Typhus
Charles Patrick Davis, MD, PhD
Dr. Charles "Pat" Davis, MD, PhD, is a board certified Emergency Medicine doctor who currently practices as a consultant and staff member for hospitals. He has a PhD in Microbiology (UT at Austin), and the MD (Univ. Texas Medical Branch, Galveston). He is a Clinical Professor (retired) in the Division of Emergency Medicine, UT Health Science Center at San Antonio, and has been the Chief of Emergency Medicine at UT Medical Branch and at UTHSCSA with over 250 publications.
Mary D. Nettleman, MD, MS, MACP
Mary D. Nettleman, MD, MS, MACP is the Chair of the Department of Medicine at Michigan State University.
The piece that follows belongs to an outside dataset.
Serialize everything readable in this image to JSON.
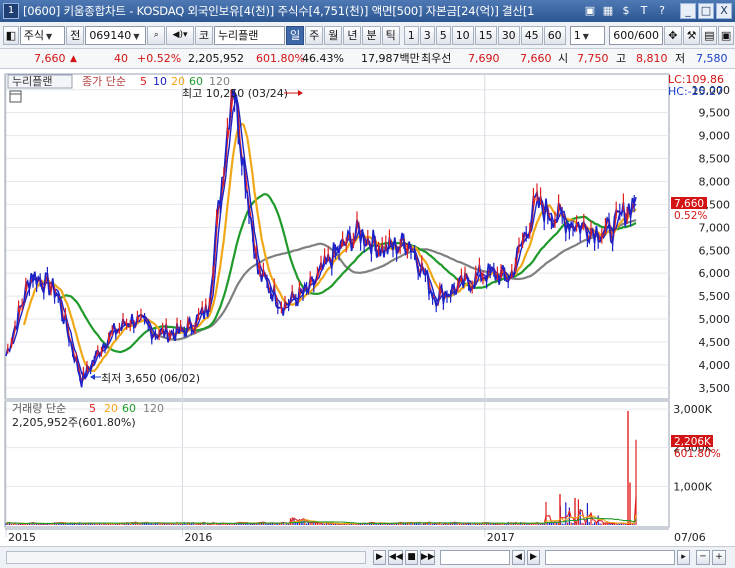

She is a graduate of Vanderbilt Medical School, and completed her residency in Internal Medicine and a fellowship in Infectious Diseases at Indiana University.
- Typhus facts
- What is typhus? Are there different types of typhus?
- What is the history of typhus?
- What causes typhus? How is typhus transmitted?
- What are typhus risk factors?
- What are typhus symptoms and signs?
- How is typhus diagnosed?
- What is the treatment for typhus?
- What is the prognosis of typhus?
- Can typhus be prevented?
- Where can people get more information about typhus?
- Find a local Doctor in your town
Typhus facts
- Typhus is a bacterial disease; there are two types termed endemic and epidemic.
- Typhus has a long and deadly history, especially epidemic typhus.
- Typhus is caused by bacteria. Rickettsia prowazekii causes epidemic typhus. Rickettsia typhi and, occasionally, R. felis cause endemic typhus and are transmitted to humans by vectors such as lice (mainly epidemic) and fleas (mainly endemic).
- Risk factors include visiting or living in areas where rats, mice, and other animals have high populations (for example, disaster areas, poverty-stricken areas, refugee camps, jails) where vectors such as fleas and lice can carry the bacteria from the animals to infect humans.
- Endemic typhus symptoms can include rash that begins on the body trunk and spreads, high fever, nausea, malaise, diarrhea, and vomiting; Epidemic typhus has similar but more severe symptoms, including bleeding into the skin, delirium, hypotension, and death (10%-60%).
- Typhus is diagnosed by patient history, physical exam, and several tests (PCR, histological staining) based on immunological techniques. Some tests may need to be done in state or CDC labs.
- Antibiotics (for example, azithromycin [Zithromax, Zmax], doxycycline [Vibramycin, Oracea, Adoxa, Atridox], tetracycline [Sumycin], or chloramphenicol) are used to treat endemic and epidemic typhus.
- The prognosis for endemic typhus is usually good to excellent, but the epidemic typhus prognosis can range from good, with early effective treatment, to poor, with the elderly often having the worst prognosis.
- Both types of typhus can be reduced or prevented by good hygiene and clean living conditions that reduce or eliminate exposure to rats, mice, and other animals and the vectors that they carry (lice, fleas). There is no commercially available vaccine against either endemic or epidemic typhus.